Segundo contam as vítimas, José Fernando teria vindo para Franca no final de 2010. Durante os primeiros oito meses do ano passado, teria atuado como corretor independente. Os primeiros golpes teriam começado em novembro de 2011. Em cada caso, de acordo com os denunciantes, ele agiu de maneira diferente. Para alguns, se apresentava como construtor. Em outros, era corretor. Ele também se apresentava como engenheiro civil.
O mecânico RR, 24, conheceu José Fernando em março. Interessado em comprar um imóvel no Residencial Meirelles, procurou imobiliárias e corretores. “O José foi o que apresentou a melhor proposta. Ele é muito convincente, fala bem, é simpático e parece dominar o mercado. No começo me ofereceu um terreno.”
Quando o negócio estava para ser fechado, José ligou para RR. “Ele disse que tinha surgido uma ótima oportunidade. Um homem que precisava viajar para a Espanha estava vendendo a casa pelo mesmo valor que pagaria no terreno. Me empolguei.” Para fechar o negócio, José teria exigido que RR desse R$ 8 mil de entrada. “Ele disse que o dinheiro tinha que ser depositado naquele dia porque o cara ia viajar. Eu saquei R$ 5 mil da minha conta e pedi R$ 3 mil emprestado para a minha mãe.”
Depois do depósito feito, José voltou a procurar RR e, desta vez, se ofereceu para reformar a casa. “Ele pediu que a gente comprasse os materiais e entregasse lá, mas não fiz isso.” Passado um mês do negócio, como a reforma não andava e José parou de atender as ligações, RR resolveu ir visitar a casa. “Tomei um susto. Na minha casa, tinha outra placa de vende-se. Foi quando percebi que tudo não passou de um golpe.” RR procurou a polícia. “Na delegacia descobri que os documentos que ele passou são falsos.”
A funcionária de uma imobiliária, que pediu para não se identificar, também diz ter sido vítima do suposto corretor.

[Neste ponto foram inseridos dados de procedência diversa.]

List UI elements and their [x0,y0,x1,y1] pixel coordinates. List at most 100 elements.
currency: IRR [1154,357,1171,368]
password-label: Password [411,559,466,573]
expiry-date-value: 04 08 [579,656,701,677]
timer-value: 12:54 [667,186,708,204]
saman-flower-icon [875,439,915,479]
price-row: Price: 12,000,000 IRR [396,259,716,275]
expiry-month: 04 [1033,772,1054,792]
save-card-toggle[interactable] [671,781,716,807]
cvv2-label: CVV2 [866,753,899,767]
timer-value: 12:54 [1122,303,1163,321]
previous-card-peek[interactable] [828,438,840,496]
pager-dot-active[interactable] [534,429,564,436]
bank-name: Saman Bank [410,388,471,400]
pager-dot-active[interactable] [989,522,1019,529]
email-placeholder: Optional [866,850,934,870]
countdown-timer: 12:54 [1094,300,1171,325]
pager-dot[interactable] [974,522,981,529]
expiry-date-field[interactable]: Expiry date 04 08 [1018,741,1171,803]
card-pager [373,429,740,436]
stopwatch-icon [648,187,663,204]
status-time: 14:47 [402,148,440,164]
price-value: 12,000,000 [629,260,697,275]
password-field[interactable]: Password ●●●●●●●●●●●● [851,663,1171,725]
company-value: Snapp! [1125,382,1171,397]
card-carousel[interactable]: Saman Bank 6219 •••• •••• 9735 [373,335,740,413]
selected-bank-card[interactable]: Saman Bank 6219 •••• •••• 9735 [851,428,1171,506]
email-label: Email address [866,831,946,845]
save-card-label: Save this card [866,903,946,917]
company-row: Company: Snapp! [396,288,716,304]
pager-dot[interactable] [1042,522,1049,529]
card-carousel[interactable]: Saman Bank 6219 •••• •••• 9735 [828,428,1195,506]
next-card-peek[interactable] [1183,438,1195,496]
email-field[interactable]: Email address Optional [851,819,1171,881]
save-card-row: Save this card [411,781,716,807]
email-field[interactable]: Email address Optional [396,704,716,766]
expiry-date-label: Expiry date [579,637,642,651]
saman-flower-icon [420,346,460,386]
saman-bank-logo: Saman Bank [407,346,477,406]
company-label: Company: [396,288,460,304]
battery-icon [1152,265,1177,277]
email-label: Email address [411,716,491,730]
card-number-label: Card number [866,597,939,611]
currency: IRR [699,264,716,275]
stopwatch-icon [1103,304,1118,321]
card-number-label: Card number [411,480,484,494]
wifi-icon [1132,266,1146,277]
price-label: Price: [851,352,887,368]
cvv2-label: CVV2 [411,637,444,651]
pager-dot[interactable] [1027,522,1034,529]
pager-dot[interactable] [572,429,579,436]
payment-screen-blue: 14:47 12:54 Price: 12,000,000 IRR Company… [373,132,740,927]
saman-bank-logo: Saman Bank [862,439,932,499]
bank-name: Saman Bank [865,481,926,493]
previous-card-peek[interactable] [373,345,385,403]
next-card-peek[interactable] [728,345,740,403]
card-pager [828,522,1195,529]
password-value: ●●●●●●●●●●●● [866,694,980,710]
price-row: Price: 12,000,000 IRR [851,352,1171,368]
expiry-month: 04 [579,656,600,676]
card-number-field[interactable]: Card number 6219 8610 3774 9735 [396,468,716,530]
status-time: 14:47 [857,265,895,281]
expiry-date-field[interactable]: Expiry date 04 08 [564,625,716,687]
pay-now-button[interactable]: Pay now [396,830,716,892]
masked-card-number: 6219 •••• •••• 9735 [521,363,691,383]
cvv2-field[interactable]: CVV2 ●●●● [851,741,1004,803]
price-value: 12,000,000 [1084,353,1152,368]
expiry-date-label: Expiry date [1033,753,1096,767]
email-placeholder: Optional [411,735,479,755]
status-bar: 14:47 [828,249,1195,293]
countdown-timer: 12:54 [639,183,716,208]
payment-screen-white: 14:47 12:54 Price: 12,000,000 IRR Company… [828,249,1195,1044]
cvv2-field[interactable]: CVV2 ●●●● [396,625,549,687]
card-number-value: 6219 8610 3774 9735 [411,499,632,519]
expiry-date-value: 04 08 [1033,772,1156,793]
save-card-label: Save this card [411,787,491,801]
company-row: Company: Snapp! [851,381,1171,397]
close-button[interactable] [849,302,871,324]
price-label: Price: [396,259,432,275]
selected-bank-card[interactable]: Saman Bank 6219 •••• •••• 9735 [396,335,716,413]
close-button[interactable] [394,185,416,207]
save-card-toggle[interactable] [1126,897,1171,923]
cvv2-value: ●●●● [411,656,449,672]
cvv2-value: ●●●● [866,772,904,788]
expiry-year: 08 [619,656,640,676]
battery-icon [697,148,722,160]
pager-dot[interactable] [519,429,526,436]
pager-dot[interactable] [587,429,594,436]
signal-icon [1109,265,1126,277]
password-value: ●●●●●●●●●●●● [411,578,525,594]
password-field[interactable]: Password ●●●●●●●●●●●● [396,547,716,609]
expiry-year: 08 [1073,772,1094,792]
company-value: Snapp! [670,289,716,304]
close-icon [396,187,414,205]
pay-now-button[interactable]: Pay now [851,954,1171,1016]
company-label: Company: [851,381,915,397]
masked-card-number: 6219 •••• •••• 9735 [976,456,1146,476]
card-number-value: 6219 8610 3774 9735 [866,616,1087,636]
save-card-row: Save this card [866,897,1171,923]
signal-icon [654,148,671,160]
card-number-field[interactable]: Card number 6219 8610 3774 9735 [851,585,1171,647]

No final do ano passado, ela resolveu montar um escritório. “Comentei com ele e disse que estava sem dinheiro para fazer as adequações na sala que aluguei. Ele, então, me convenceu a deixar a reforma por sua conta.” Em fevereiro, José procurou a funcionária e disse que já podia mandar o pintor até o local. “Eu nem pensei na hora, apenas entreguei a chave para que o serviço pudesse ser feito.” José não pintou o imóvel. De acordo com a funcionária, teria se apoderado do local. “Ele passou a atender seus clientes lá, enquanto eu achava que a sala estava sendo reformada.”
Um dia, a funcionária recebeu o telefonema de uma madeireira cobrando um cheque de R$ 3,5 mil. “Quase morri de susto. Nunca tinha ido a essa madeireira nem comprado nada lá. O gerente me falou que o cheque tinha sido dado pelo José, que no cadastro usou os documentos da minha empresa que estavam no escritório.”
Ela procurou a polícia. “Também tentei falar com o José, mas ele nunca mais me atendeu. Além do cheque de R$ 3,5 mil, ainda emitiu outros dois de R$ 5,7 mil e de R$ 19 mil, mas estes eu consegui sustar.”
DOCUMENTOS
Apesar de se identificar como corretor de imóveis, José Fernando Pereira Júnior não possui registro no Creci (Conselho Regional de Corretores de Imóveis) do Estado de São Paulo. O documento é obrigatório para os profissionais que atuam no Estado.
José também se identificava como sendo engenheiro civil. A sede do Crea (Conselho Regional de Engenharia e Arquitetura) do Estado de São Paulo que funciona em Franca também informou não ter nenhum registro do profissional. No Crea de Minas Gerais, que funciona em Passos, também não há registro.